Example workflow for debugging:

Terminal
@problems @file src/auth/middleware.ts

The JWT validation is throwing a 401 on every request even with a valid token.
Walk me through what could cause this and show me the fix.

This single prompt gives the model the error message, the relevant source file, and a clear problem statement — drastically improving output quality.


Hardware Optimization Tips

GPU users (NVIDIA/AMD): Ensure Ollama is actually using your GPU and not falling back to CPU:

Terminal
# Verify GPU utilization while a model is loaded
ollama ps

# Check VRAM usage
nvidia-smi  # NVIDIA
rocm-smi    # AMD

If ollama ps shows 100% CPU, you likely have a VRAM overflow issue. Drop to a smaller quantization:

Terminal
# Pull a smaller quantized variant
ollama pull codellama:13b-code-q4_K_M

CPU-only users: Keep autocomplete models at 3B parameters or below. Use q4_0 quantization for the smallest memory footprint and set numThreads in Ollama's environment to match your physical core count (not hyperthreaded):

Terminal
OLLAMA_NUM_PARALLEL=1 OLLAMA_MAX_LOADED_MODELS=1 ollama serve

Running two models simultaneously on CPU will cause thrashing. Keep MAX_LOADED_MODELS=1 and accept the cold-load delay when switching between autocomplete and chat models.

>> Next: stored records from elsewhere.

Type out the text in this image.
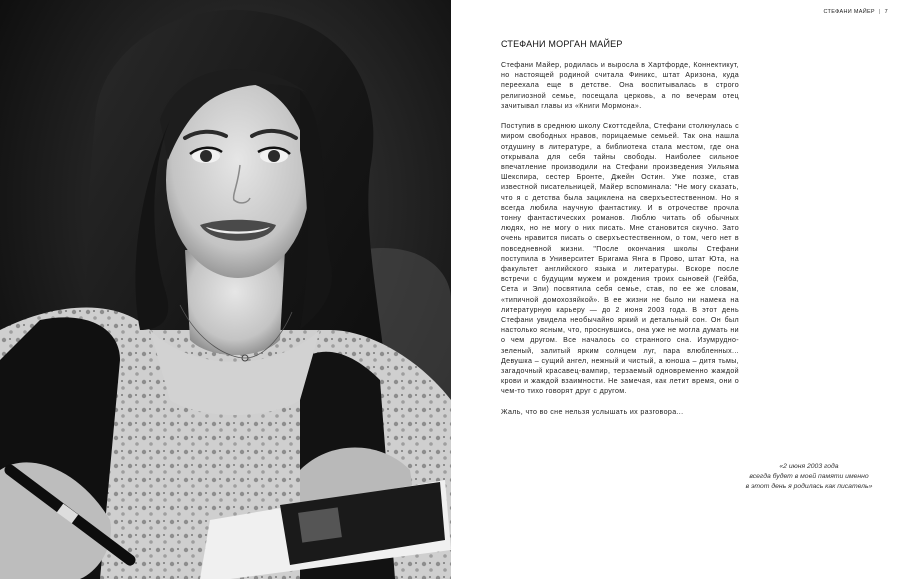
СТЕФАНИ МАЙЕР | 7
СТЕФАНИ МОРГАН МАЙЕР

Стефани Майер, родилась и выросла в Хартфорде, Коннектикут, но настоящей родиной считала Финикс, штат Аризона, куда переехала еще в детстве. Она воспитывалась в строго религиозной семье, посещала церковь, а по вечерам отец зачитывал главы из «Книги Мормона».

Поступив в среднюю школу Скоттсдейла, Стефани столкнулась с миром свободных нравов, порицаемые семьей. Так она нашла отдушину в литературе, а библиотека стала местом, где она открывала для себя тайны свободы. Наиболее сильное впечатление производили на Стефани произведения Уильяма Шекспира, сестер Бронте, Джейн Остин. Уже позже, став известной писательницей, Майер вспоминала: "Не могу сказать, что я с детства была зациклена на сверхъестественном. Но я всегда любила научную фантастику. И в отрочестве прочла тонну фантастических романов. Люблю читать об обычных людях, но не могу о них писать. Мне становится скучно. Зато очень нравится писать о сверхъестественном, о том, чего нет в повседневной жизни. "После окончания школы Стефани поступила в Университет Бригама Янга в Прово, штат Юта, на факультет английского языка и литературы. Вскоре после встречи с будущим мужем и рождения троих сыновей (Гейба, Сета и Эли) посвятила себя семье, став, по ее же словам, «типичной домохозяйкой». В ее жизни не было ни намека на литературную карьеру — до 2 июня 2003 года. В этот день Стефани увидела необычайно яркий и детальный сон. Он был настолько ясным, что, проснувшись, она уже не могла думать ни о чем другом. Все началось со странного сна. Изумрудно-зеленый, залитый ярким солнцем луг, пара влюбленных... Девушка – сущий ангел, нежный и чистый, а юноша – дитя тьмы, загадочный красавец-вампир, терзаемый одновременно жаждой крови и жаждой взаимности. Не замечая, как летит время, они о чем-то тихо говорят друг с другом.

Жаль, что во сне нельзя услышать их разговора...

«2 июня 2003 года
всегда будет в моей памяти именно
в этот день я родилась как писатель»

Prompt Discipline for Consistent Results

Local models are smaller and more sensitive to prompt quality than GPT-4. These habits will save you hours of frustration:

  1. Be explicit about language and framework. Don't assume the model knows you're in a Next.js 14 App Router project. State it.
  2. Paste the error, not just the description. Full stack traces with line numbers outperform vague descriptions by an order of magnitude.
  3. Request a specific output format. End prompts with "Show only the modified function, no explanation" or "Explain first, then show the code" depending on what you need.
  4. Use /clear between unrelated tasks. Context contamination from a previous conversation about Python can degrade responses in a new TypeScript session.

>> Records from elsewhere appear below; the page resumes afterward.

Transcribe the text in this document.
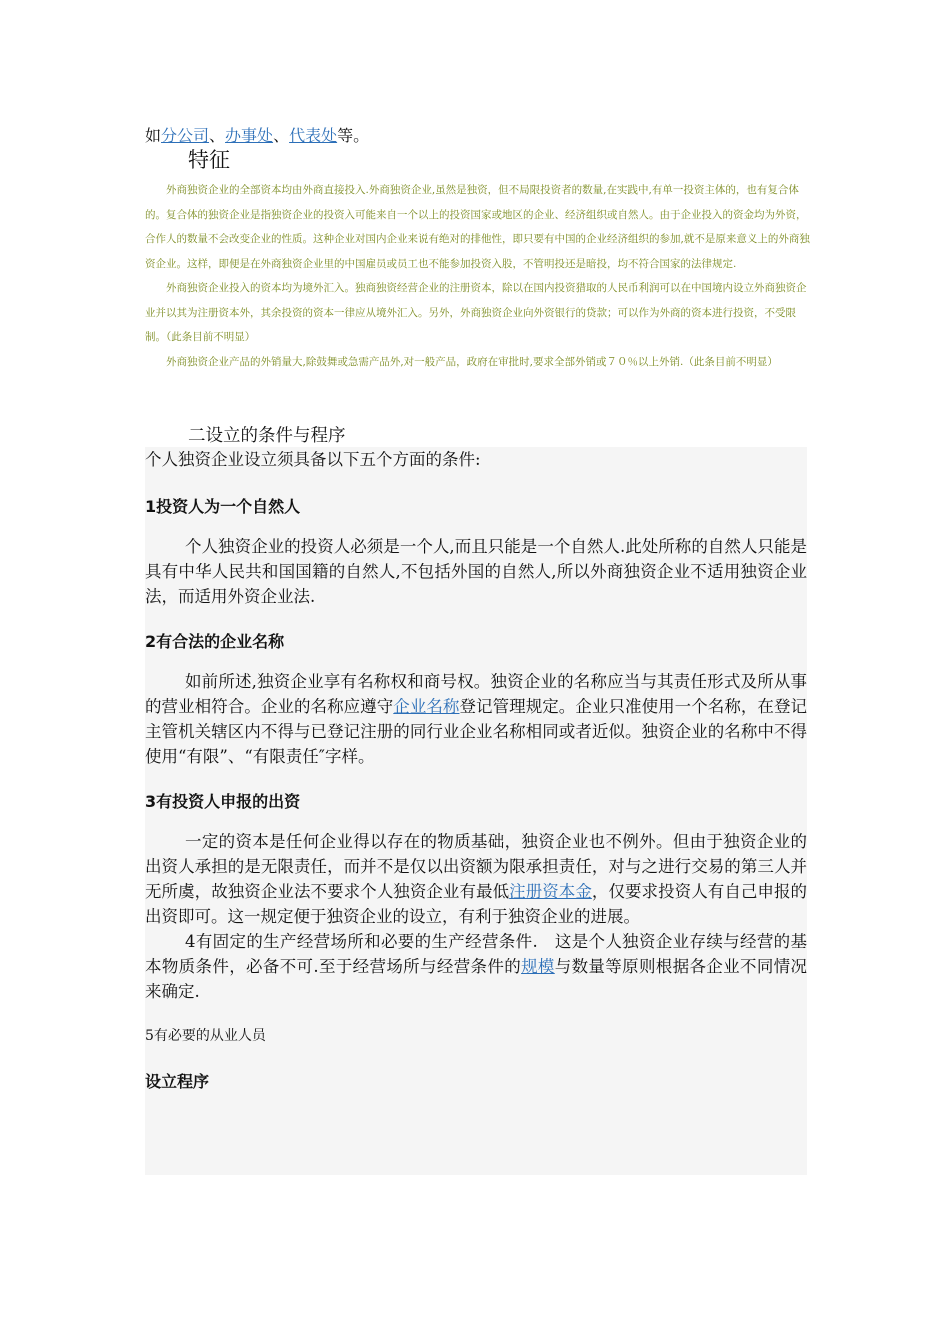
如分公司、办事处、代表处等。
特征

外商独资企业的全部资本均由外商直接投入.外商独资企业,虽然是独资，但不局限投资者的数量,在实践中,有单一投资主体的，也有复合体的。复合体的独资企业是指独资企业的投资入可能来自一个以上的投资国家或地区的企业、经济组织或自然人。由于企业投入的资金均为外资，合作人的数量不会改变企业的性质。这种企业对国内企业来说有绝对的排他性，即只要有中国的企业经济组织的参加,就不是原来意义上的外商独资企业。这样，即便是在外商独资企业里的中国雇员或员工也不能参加投资入股，不管明投还是暗投，均不符合国家的法律规定.

外商独资企业投入的资本均为境外汇入。独商独资经营企业的注册资本，除以在国内投资猎取的人民币利润可以在中国境内设立外商独资企业并以其为注册资本外，其余投资的资本一律应从境外汇入。另外，外商独资企业向外资银行的贷款；可以作为外商的资本进行投资，不受限制。（此条目前不明显）

外商独资企业产品的外销量大,除鼓舞或急需产品外,对一般产品，政府在审批时,要求全部外销或７０％以上外销.（此条目前不明显）

二设立的条件与程序

个人独资企业设立须具备以下五个方面的条件:

1投资人为一个自然人

个人独资企业的投资人必须是一个人,而且只能是一个自然人.此处所称的自然人只能是具有中华人民共和国国籍的自然人,不包括外国的自然人,所以外商独资企业不适用独资企业法，而适用外资企业法.

2有合法的企业名称

如前所述,独资企业享有名称权和商号权。独资企业的名称应当与其责任形式及所从事的营业相符合。企业的名称应遵守企业名称登记管理规定。企业只准使用一个名称，在登记主管机关辖区内不得与已登记注册的同行业企业名称相同或者近似。独资企业的名称中不得使用“有限”、“有限责任″字样。

3有投资人申报的出资

一定的资本是任何企业得以存在的物质基础，独资企业也不例外。但由于独资企业的出资人承担的是无限责任，而并不是仅以出资额为限承担责任，对与之进行交易的第三人并无所虞，故独资企业法不要求个人独资企业有最低注册资本金，仅要求投资人有自己申报的出资即可。这一规定便于独资企业的设立，有利于独资企业的进展。

4有固定的生产经营场所和必要的生产经营条件.　这是个人独资企业存续与经营的基本物质条件，必备不可.至于经营场所与经营条件的规模与数量等原则根据各企业不同情况来确定.

5有必要的从业人员

设立程序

When to Fall Back to the Cloud

Local models are not a universal replacement for every use case. Be pragmatic:

Scenario Local is fine Reach for cloud
Boilerplate generation
Single-file refactoring
Library documentation lookup
Cross-repo architectural review
Complex regex/algorithm generation Borderline
Sensitive production code ✅ (privacy)

The privacy guarantee is non-negotiable for many teams — your code never leaves the machine. That alone justifies the local setup even if cloud models occasionally produce sharper answers.